In a timely follow-up to her national bestseller Men Explain Things to Me, Rebecca Solnit offers indispensable commentary on women who refuse to be silenced, misogynistic violence, the fragile masculinity of the literary canon, the gender binary, the recent history of rape jokes, and much more.
In characteristic style, Solnit mixes humor, keen analysis, and powerful insight in these essays.

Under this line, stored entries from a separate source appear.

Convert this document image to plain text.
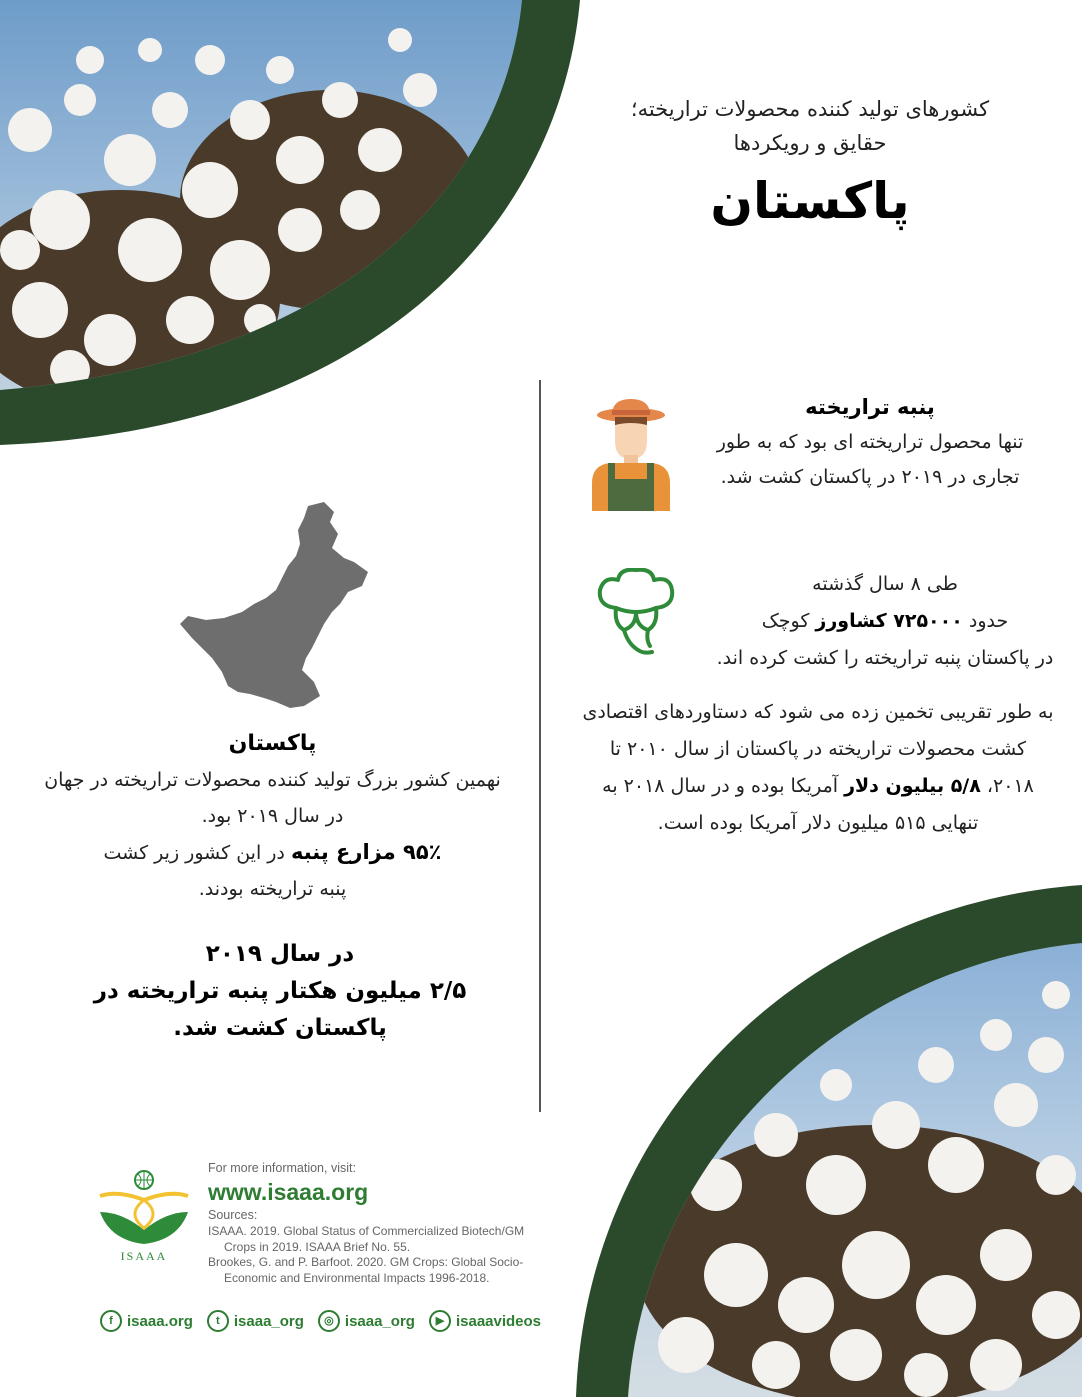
کشورهای تولید کننده محصولات تراریخته؛
حقایق و رویکردها
پاکستان
پنبه تراریخته
تنها محصول تراریخته ای بود که به طور
تجاری در ۲۰۱۹ در پاکستان کشت شد.
طی ۸ سال گذشته
حدود ۷۲۵۰۰۰ کشاورز کوچک
در پاکستان پنبه تراریخته را کشت کرده اند.
به طور تقریبی تخمین زده می شود که دستاوردهای اقتصادی
کشت محصولات تراریخته در پاکستان از سال ۲۰۱۰ تا
۲۰۱۸، ۵/۸ بیلیون دلار آمریکا بوده و در سال ۲۰۱۸ به
تنهایی ۵۱۵ میلیون دلار آمریکا بوده است.
پاکستان
نهمین کشور بزرگ تولید کننده محصولات تراریخته در جهان
در سال ۲۰۱۹ بود.
۹۵٪ مزارع پنبه در این کشور زیر کشت
پنبه تراریخته بودند.
در سال ۲۰۱۹
۲/۵ میلیون هکتار پنبه تراریخته در
پاکستان کشت شد.
ISAAA
For more information, visit:
www.isaaa.org
Sources:
ISAAA. 2019. Global Status of Commercialized Biotech/GM Crops in 2019. ISAAA Brief No. 55.
Brookes, G. and P. Barfoot. 2020. GM Crops: Global Socio-Economic and Environmental Impacts 1996-2018.
f isaaa.org	t isaaa_org	◎ isaaa_org	▶ isaaavideos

"A keen and timely commentary on gender and feminism. Solnit’s voice is calm, clear, and unapologetic; each essay balances a warm wit with confident, thoughtful analysis, resulting in a collection that is as enjoyable and accessible as it is incisive." Booklist
"These short, incisive essays that pack a powerful punch." Publishers Weekly
"There's a new feminist revolution – open to people of all genders – brewing right now and Rebecca Solnit is one of its most powerful, not to mention beguiling, voices." Barbara Ehrenreich
About the Author
Writer, historian, and activist Rebecca Solnit is the author of eighteen or so books on feminism, western and indigenous history, popular power, social change and insurrection, wandering and walking, hope and disaster, including the books Men Explain Things to Me and Hope in the Dark, both with Haymarket Books; a trilogy of atlases of American cities; The Faraway Nearby; A Paradise Built in Hell: The Extraordinary Communities that Arise in Disaster; A Field Guide to Getting Lost; Wanderlust: A History of Walking; and River of Shadows, Eadweard Muybridge and the Technological Wild West (for which she received a Guggenheim, the National Book Critics Circle Award in criticism, and the Lannan Literary Award). A product of the California public education system from kindergarten to graduate school, she is a columnist at Harper's and a regular contributor to the Guardian.